22 September 2022
DHAKA – Kami prihatin mengetahui bahwa kasus demam berdarah menyebar dengan cepat di seluruh negeri, menjadikannya masalah kesehatan masyarakat yang utama di tengah pandemi yang masih belum dapat diatasi. Menurut laporan Prothom Alo, kasus demam berdarah telah terdeteksi di 50 distrik pada tahun ini, Dhaka menjadi distrik yang paling terkena dampaknya, diikuti oleh Cox’s Bazar. Menurut data Direktorat Kesehatan, sejauh ini lebih dari 12.000 pasien telah dirawat di berbagai rumah sakit untuk mendapatkan perawatan. Di antara mereka, 45 orang meninggal. Namun, angka-angka ini tidak mencerminkan situasi demam berdarah yang sebenarnya di negara tersebut, karena pasien yang tidak dirawat di rumah sakit tidak termasuk dalam daftar tersebut. Pakar kesehatan khawatir jumlah sebenarnya bisa beberapa kali lebih tinggi dari angka yang dilaporkan.
Direktorat Kesehatan melakukan tiga survei nyamuk setiap tahun – sebelum musim hujan, musim hujan, dan pasca musim hujan. Kami bertanya-tanya apa gunanya melakukan survei ini jika tidak diambil tindakan yang tepat berdasarkan temuan mereka.
Pertanyaannya, mengapa pemerintah belum mampu mengambil tindakan efektif untuk membatasi penyebaran penyakit demam berdarah, padahal penyakit ini sudah menjadi perhatian kesehatan masyarakat selama lebih dari dua dekade? Ketika angka infeksi meningkat dalam beberapa tahun terakhir, seiring dengan meningkatnya angka kematian, pemerintah diharapkan akan menanggapi masalah ini dengan serius dan menerapkan rencana jangka menengah dan panjang untuk mengekangnya. Namun terlepas dari konsekuensi yang fatal dari tahun ke tahun, pendekatan yang dilakukan pemerintah tidak menunjukkan urgensi: pemerintah belum melakukan gerakan anti-nyamuk secara rutin, maupun program pengawasan dan kesadaran yang kuat. Yang paling penting, mereka tidak menerapkan saran para ahli untuk membendung penyebarannya.
Kabarnya, dua ahli dari Organisasi Kesehatan Dunia datang ke Bangladesh pada tahun 2017 dan 2019 untuk memandu kementerian kesehatan dalam hal ini. Salah satunya adalah ahli patologi yang merumuskan rencana jangka menengah berbasis penelitian tentang cara mengendalikan dan mencegah virus demam berdarah dan Chikungunya di Tanah Air. Ia menyarankan pembentukan tim tanggap cepat dan juga meminta setidaknya 12 kementerian untuk bergandengan tangan dengan Kementerian Kesehatan. Meskipun rencana tersebut seharusnya dilaksanakan pada tahun 2019, sejauh ini belum ada tindakan yang dilakukan.
Jadi, tahun ini, jentik nyamuk Aedes ditemukan di 12 persen rumah di ibu kota, menurut survei terbaru yang dilakukan oleh direktorat kesehatan. Diketahui bahwa direktorat tersebut melakukan tiga survei nyamuk setiap tahun – sebelum musim hujan, musim hujan, dan pasca musim hujan. Kami bertanya-tanya apa gunanya melakukan survei ini jika tidak diambil tindakan yang tepat berdasarkan temuan mereka.
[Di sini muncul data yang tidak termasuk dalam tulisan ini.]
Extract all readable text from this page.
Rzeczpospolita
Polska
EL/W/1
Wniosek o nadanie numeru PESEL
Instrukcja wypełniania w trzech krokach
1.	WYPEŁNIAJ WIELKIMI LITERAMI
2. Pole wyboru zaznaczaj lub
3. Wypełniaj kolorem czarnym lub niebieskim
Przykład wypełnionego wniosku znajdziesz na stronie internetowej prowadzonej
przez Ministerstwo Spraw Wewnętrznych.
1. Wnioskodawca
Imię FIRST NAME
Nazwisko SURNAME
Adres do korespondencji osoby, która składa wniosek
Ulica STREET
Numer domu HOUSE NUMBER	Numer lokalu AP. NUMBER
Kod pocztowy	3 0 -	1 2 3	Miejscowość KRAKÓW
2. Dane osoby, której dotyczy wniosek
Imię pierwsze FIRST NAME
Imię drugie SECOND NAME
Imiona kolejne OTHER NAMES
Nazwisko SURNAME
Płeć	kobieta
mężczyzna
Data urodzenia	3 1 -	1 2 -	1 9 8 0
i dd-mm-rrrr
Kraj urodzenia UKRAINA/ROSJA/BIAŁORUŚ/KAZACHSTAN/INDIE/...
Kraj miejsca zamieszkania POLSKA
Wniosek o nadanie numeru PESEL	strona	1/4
Pemerintah harus menyadari tingkat keparahan dan akumulasi biaya dari situasi demam berdarah yang berkepanjangan dan segera bertindak untuk membatasi penyebarannya. Pemerintah harus menerapkan saran yang dibuat oleh para ahli WHO dan spesialis lokal dalam berbagai kesempatan. Pemerintah juga harus menginstruksikan semua rumah sakit dan kompleks kesehatan untuk tetap siap memberikan pengobatan yang diperlukan kepada pasien demam berdarah yang datang dan memantau apakah mereka mematuhi semua arahan. Yang juga penting adalah melakukan gerakan pengusir nyamuk secara rutin serta program kesadaran di seluruh negeri. Tidak ada alasan untuk meminimalkan bahaya demam berdarah terhadap kesehatan masyarakat.